Но чем больше Гримберт об этом размышлял, тем больше склонялся к мысли, что шлем Орлеанской Блудницы скрывал под собой не вопиющее уродство. Почему? Он и сам не смог бы с уверенностью сказать. Может, все из-за голоса. Того голоса, что доносился до его ямы так редко, но по какой-то причине заставлял его напрягаться под ворохом гнилой соломы, точно зашифрованные радиосигналы на какой-то секретной частоте. Противоречивые сигналы, запускавшие в его нервную систему непонятные и смущающие его команды, вроде и мучительные, но несущие какое-то невесть чем обозначенное удовольствие.
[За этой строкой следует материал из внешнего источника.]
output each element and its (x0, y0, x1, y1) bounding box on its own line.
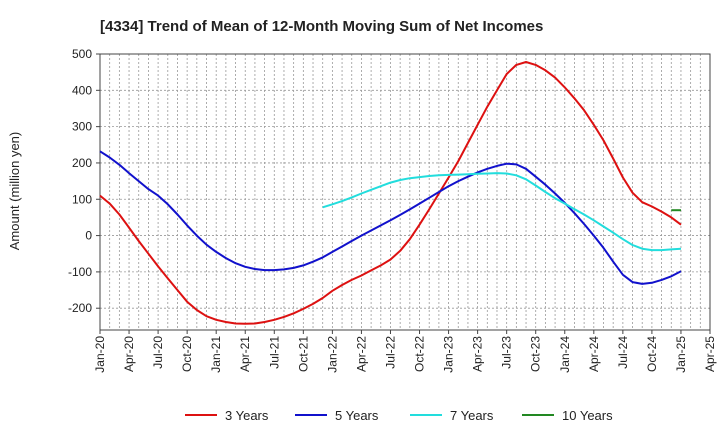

Что-то подобное он испытывал в прошлом разглядывая украдкой гравюру с обнаженной девицей, купленную им случайно на улице за два денье и спрятанную между страниц «Отмщения за сира Рагиделя, прозванного Атомным Архангелом». Про эту гравюру не знал даже Аривальд, посвященный во многие его тайны, Гримберт хоть и не понимал сам толком этих сигналов, но внутренне ощущал, что они недостойны рыцаря и природу имеют самую что ни на есть низменную, греховную, и это гнело его.
Нет, она не дурнушка и не уродина.
Его отец потратил многие десятки флоринов на наставников, обучавших его искусству пения и игре на арфе. Деньги эти, несомненно, были выброшены впустую, он не выучился ни тому, ни другому, тратя отведенное на уроки время или на рыцарские романы или на проказы в обществе пажей. Однако эти занятия со временем выработали в нем музыкальный слух, небесполезный в некоторых ситуациях. И этот слух утверждал, что голос Орлеанской Блудницы не был голосом дурнушки. Ни глухой шлем, ни звенящее в ее голосе холодное презрение не могли скрыть его чистоты и безукоризненной правильности произношения. Нет, подумал Гримберт, это не озлобившаяся крестьянка, примкнувшая к рутьерам по неведомым причинам, и уж точно не блудница. И не бывает у дурнушек такого голоса…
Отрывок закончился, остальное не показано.